3. How do you prove that $$T_{p}M$$ is a vector space?

To prove that $$T_{p}M$$ is a vector space, we must show that it satisfies all of the axioms of a vector space. This can be done by demonstrating that the set of tangent vectors at a point p in a manifold M satisfies the closure properties, associativity and commutativity, distributivity, and existence of identity and inverse elements. Additionally, we must show that the set is closed under scalar multiplication and vector addition.

4. What is the significance of proving that $$T_{p}M$$ is a vector space?

Proving that $$T_{p}M$$ is a vector space is important because it allows us to use the powerful tools and techniques of linear algebra to study the behavior of tangent vectors on a manifold. This can help us better understand the geometry and topology of the manifold, as well as make calculations and predictions about the behavior of objects moving along the manifold.

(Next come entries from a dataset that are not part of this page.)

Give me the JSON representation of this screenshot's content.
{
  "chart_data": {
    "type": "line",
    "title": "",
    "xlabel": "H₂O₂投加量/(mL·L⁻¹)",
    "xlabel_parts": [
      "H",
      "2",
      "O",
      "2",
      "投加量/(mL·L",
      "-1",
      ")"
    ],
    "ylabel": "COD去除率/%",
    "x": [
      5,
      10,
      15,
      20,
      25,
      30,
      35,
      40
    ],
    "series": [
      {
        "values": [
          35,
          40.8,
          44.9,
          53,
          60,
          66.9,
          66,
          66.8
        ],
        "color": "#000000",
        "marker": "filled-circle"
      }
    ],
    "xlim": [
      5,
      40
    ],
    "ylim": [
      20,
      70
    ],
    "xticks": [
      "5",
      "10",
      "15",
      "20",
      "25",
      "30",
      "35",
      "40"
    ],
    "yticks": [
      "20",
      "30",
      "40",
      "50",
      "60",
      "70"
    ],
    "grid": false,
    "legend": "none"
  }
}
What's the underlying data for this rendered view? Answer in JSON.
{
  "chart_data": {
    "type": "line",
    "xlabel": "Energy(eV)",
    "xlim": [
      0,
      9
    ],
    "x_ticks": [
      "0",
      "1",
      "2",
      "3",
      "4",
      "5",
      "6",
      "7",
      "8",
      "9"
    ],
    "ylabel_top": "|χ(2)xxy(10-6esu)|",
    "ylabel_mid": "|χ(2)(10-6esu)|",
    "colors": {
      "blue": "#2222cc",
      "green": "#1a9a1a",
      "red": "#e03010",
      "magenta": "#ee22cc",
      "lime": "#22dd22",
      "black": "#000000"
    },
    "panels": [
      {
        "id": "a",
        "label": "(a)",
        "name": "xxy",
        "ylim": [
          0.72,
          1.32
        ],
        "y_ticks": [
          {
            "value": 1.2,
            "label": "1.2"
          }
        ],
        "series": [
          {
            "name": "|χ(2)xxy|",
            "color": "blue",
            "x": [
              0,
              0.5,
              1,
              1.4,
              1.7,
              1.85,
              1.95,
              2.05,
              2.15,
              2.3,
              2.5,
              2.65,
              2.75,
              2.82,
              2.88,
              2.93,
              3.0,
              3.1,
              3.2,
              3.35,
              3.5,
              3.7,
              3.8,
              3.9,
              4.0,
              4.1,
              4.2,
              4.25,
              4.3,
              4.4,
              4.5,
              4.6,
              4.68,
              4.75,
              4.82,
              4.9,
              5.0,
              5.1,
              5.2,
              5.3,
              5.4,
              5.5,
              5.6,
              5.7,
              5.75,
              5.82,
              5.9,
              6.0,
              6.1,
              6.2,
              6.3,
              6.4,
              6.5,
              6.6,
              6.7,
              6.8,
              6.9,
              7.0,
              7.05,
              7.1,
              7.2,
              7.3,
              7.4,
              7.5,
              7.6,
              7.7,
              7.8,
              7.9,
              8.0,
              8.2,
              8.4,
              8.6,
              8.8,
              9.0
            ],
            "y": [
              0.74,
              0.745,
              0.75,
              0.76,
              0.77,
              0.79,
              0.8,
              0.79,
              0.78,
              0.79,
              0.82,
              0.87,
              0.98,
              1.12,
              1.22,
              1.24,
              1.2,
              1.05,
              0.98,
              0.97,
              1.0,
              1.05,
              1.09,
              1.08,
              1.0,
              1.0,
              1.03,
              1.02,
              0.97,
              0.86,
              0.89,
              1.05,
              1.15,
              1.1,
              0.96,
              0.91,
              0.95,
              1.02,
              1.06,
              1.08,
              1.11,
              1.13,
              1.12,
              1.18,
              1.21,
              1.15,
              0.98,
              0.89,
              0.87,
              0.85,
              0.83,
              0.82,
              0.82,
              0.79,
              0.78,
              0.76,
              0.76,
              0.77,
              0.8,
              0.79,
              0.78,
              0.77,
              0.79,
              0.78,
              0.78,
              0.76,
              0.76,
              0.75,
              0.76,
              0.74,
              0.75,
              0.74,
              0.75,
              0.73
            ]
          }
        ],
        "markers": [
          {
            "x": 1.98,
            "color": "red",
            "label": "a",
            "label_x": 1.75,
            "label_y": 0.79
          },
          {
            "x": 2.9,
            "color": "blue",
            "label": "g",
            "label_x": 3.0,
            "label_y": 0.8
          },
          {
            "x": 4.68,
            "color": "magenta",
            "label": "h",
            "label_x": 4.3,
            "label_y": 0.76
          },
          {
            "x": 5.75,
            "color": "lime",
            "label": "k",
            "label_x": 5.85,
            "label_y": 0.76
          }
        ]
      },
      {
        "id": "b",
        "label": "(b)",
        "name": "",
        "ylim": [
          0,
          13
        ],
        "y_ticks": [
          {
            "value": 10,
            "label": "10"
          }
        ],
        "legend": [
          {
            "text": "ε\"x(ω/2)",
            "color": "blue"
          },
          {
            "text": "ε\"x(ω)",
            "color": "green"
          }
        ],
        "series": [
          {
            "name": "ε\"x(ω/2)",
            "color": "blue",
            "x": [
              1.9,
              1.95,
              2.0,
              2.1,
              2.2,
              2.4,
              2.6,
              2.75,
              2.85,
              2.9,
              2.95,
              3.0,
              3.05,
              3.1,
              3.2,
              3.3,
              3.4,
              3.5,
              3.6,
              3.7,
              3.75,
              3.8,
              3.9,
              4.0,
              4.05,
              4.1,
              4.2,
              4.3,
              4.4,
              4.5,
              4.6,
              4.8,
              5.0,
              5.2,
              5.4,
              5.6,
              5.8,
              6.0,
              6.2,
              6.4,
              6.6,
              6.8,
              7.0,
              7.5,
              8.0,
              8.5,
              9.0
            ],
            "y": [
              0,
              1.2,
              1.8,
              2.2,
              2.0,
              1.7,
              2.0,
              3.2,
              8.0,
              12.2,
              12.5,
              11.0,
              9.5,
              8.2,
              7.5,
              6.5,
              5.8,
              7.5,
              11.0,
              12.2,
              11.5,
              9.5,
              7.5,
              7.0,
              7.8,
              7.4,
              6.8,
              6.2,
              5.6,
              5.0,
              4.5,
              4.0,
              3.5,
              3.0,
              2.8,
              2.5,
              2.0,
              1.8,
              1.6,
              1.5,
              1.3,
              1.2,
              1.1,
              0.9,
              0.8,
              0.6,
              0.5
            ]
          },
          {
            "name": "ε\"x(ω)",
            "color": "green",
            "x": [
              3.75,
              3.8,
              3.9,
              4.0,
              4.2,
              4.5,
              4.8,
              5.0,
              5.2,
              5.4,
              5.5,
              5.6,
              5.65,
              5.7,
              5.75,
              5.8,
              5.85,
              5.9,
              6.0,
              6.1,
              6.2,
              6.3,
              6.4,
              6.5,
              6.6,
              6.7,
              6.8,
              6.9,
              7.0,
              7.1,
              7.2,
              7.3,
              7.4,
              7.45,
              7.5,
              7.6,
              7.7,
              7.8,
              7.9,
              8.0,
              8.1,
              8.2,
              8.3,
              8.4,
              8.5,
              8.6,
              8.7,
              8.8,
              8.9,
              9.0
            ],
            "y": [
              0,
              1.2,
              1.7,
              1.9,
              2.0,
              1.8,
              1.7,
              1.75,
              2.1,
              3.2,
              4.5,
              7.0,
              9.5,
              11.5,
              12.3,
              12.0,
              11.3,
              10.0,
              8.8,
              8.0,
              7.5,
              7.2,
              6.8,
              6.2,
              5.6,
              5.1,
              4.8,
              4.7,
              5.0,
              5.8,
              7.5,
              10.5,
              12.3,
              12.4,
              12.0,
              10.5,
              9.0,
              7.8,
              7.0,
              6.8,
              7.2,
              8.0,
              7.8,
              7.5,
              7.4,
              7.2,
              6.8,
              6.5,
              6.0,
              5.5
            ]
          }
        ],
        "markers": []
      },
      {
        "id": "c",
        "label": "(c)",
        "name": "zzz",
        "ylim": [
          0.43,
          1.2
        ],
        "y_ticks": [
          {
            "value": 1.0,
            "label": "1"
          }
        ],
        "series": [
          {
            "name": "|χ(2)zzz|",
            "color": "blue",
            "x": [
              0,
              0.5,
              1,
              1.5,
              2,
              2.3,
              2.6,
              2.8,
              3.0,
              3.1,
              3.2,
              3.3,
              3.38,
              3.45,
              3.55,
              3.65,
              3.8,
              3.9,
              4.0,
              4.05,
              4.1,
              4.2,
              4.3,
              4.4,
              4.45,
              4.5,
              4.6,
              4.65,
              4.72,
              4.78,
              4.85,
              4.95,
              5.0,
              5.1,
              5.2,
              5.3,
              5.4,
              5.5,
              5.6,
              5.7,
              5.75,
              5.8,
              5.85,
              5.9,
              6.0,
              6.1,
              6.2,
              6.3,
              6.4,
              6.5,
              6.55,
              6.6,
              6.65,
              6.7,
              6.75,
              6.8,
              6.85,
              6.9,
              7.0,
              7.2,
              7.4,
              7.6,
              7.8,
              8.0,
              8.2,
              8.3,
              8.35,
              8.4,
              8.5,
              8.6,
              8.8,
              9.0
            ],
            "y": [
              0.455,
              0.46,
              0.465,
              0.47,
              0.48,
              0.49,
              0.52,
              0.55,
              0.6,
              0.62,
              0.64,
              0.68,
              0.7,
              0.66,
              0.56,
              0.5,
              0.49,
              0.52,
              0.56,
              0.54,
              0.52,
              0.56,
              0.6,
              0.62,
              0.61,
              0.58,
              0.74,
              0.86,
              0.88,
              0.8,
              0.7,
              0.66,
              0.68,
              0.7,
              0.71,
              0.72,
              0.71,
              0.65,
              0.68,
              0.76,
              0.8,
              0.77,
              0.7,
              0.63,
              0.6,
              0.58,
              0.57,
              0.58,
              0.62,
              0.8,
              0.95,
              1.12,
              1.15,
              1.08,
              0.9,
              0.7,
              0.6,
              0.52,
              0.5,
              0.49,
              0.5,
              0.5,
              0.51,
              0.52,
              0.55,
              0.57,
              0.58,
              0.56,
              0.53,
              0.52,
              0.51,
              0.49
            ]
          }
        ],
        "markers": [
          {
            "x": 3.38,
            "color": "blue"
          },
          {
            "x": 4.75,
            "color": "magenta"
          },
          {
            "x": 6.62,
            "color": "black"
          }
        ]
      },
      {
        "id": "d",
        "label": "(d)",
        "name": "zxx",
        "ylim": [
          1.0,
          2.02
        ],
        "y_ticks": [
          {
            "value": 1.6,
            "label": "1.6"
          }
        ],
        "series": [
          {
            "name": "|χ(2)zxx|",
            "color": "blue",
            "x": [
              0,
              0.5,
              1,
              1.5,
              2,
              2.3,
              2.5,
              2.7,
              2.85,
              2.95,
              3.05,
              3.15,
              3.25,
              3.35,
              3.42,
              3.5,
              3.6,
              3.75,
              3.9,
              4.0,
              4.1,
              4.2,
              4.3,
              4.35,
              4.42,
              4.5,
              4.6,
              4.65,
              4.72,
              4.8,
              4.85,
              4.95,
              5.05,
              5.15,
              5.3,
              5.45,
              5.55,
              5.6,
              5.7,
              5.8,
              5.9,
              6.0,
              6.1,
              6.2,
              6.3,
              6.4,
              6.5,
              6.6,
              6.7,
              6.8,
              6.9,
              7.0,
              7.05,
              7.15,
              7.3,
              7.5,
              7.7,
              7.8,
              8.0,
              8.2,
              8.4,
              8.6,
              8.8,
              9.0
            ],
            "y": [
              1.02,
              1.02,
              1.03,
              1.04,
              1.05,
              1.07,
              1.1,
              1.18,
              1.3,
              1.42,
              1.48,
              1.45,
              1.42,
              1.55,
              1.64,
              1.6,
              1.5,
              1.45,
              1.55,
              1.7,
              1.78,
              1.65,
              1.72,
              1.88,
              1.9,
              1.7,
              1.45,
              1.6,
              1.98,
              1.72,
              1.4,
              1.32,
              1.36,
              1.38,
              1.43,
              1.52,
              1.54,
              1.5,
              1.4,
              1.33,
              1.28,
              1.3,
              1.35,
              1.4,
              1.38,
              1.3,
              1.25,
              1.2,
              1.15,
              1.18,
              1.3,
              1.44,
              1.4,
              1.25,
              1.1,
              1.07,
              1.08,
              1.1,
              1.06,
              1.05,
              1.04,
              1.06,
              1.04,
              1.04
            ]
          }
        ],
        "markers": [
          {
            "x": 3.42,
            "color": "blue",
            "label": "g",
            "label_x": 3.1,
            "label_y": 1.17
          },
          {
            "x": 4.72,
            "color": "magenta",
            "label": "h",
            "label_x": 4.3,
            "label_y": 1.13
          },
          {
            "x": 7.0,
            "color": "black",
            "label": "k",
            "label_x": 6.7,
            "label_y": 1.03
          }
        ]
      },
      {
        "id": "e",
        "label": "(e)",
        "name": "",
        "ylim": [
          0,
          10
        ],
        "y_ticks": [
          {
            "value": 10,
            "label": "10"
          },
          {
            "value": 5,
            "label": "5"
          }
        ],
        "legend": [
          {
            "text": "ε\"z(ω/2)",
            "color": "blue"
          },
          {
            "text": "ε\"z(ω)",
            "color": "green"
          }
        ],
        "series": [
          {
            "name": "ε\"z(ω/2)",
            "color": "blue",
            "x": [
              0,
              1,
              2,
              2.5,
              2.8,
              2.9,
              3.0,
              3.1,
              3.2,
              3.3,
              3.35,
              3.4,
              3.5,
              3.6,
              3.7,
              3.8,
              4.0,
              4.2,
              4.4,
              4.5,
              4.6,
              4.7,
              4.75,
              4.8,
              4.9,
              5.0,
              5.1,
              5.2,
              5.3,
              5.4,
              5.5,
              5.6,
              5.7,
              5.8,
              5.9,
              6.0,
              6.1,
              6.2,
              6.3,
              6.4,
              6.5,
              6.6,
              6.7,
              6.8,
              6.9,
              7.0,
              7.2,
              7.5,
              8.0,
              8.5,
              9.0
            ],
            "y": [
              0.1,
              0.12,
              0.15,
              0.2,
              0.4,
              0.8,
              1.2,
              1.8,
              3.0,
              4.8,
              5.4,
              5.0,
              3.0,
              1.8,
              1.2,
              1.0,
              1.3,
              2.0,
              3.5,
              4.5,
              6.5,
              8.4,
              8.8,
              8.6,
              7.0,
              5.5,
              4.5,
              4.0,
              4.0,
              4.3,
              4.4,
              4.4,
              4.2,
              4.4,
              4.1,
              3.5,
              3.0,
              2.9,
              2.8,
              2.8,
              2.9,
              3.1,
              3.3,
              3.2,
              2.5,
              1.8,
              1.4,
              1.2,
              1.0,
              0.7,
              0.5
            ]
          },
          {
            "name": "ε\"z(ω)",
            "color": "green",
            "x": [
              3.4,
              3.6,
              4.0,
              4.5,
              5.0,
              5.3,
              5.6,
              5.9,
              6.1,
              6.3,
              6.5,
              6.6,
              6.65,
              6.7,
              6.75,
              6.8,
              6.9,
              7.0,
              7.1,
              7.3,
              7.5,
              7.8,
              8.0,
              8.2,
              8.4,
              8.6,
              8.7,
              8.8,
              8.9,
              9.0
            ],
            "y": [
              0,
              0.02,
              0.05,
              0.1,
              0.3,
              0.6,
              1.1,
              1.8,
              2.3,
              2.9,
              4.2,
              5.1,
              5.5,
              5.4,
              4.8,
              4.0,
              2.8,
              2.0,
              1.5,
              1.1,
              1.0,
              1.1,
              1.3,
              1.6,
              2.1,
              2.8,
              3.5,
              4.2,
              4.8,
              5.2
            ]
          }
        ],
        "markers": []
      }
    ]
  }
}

5. Are there any exceptions to the axioms of a vector space?

Yes, there are exceptions to the axioms of a vector space. For example, in non-Euclidean geometries, the axioms of vector spaces may not hold true. Additionally, in quantum mechanics, the concept of a vector space is extended to include complex numbers and the axioms are modified accordingly. However, for the purposes of studying tangent vectors on a manifold, the traditional axioms of a vector space still hold true.